Der Ablauf ist so das mein Vater mit der Schubkarre das Holz zu uns (meiner Mutter und mir) fährt und wir dann zu zweit schichten. Alleine zu schichten ist nicht sinnvoll, da das Hinkarren des Holzes schneller geht als das Schichten. Seit meinem Hexenschuss kann ich eh nicht mehr schwer heben oder eine schwere Schubkarre schieben, so dass mir nur das Schichten bleibt.




"Nur" ist allerdings gut, denn man hebt ja das Holz aus der Karre und packt es immer höher, was bei schweren Stücken ganz schön anstrengend sein kann. Mit meinen 1,63cm bin ich ja auch nicht so groß, was zum Problem wird wenn man hoch packen muss. Tja, was tun?? Ich bin also auf den Holzstapel geklettert und habe direkt oben gepackt. Denn der Stapel muss hinten höher sein als vorne, da sonst das Regenwasser nicht abfließt. 




Zum Schutz vor Regen wird das Holz mit mehreren Planen abgedeckt, diese dann mit Steinen fixiert.

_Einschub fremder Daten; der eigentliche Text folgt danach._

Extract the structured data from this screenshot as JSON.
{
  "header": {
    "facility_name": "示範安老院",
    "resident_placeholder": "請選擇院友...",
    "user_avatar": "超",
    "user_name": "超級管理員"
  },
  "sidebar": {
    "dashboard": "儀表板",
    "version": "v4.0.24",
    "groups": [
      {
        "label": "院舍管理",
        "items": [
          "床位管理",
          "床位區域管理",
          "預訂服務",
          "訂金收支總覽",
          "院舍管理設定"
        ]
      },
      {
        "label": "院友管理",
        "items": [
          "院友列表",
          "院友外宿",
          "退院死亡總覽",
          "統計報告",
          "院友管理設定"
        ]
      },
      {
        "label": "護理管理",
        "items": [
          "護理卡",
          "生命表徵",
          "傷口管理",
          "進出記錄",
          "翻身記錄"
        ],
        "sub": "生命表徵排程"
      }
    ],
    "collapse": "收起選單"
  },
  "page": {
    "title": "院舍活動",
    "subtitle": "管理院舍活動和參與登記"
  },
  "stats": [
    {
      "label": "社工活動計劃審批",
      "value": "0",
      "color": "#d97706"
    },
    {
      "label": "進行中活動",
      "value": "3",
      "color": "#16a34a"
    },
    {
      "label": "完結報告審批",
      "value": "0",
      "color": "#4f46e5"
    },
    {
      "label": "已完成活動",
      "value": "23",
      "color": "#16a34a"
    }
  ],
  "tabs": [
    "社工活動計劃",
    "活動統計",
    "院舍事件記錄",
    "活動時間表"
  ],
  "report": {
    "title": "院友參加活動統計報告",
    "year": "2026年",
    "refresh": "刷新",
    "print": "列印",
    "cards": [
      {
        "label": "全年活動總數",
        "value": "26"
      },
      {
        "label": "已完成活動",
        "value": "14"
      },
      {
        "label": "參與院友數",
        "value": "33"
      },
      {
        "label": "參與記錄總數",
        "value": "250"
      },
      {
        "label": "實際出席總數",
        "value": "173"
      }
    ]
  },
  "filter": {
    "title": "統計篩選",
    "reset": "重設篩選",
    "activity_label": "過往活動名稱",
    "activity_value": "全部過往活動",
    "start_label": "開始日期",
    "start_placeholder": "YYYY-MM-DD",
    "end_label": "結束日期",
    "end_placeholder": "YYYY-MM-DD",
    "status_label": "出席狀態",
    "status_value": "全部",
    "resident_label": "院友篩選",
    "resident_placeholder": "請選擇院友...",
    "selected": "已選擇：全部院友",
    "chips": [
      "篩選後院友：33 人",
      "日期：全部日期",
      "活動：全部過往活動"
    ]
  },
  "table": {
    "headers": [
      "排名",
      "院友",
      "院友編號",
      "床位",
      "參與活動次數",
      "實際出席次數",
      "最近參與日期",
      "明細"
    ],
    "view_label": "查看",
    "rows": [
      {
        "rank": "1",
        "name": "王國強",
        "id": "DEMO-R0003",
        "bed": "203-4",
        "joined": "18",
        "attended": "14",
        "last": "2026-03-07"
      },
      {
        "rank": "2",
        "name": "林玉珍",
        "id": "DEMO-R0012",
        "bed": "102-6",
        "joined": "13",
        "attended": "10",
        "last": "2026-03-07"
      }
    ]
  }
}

Info: Das Holz ist nicht für einen Kamin, sondern für einen Kachelofen. Wobei der Kachelofen ein "Grundofen" ist, da wir keine Kacheln angebracht haben. Der Kachelofen ist in den kalten Jahreszeiten die Hauptheizquelle im Haus und macht eine wohlige Atmosphäre und einen angenehmen Geruch. Da ich in meiner Wohnung eine Zentralheizung (Gas) habe, spüre ich einen wesentlichen Unterschied, da ich weiß wie es sich mit einer natürlichen Wärmequelle anfühlt und vermisse den Kachelofen auch.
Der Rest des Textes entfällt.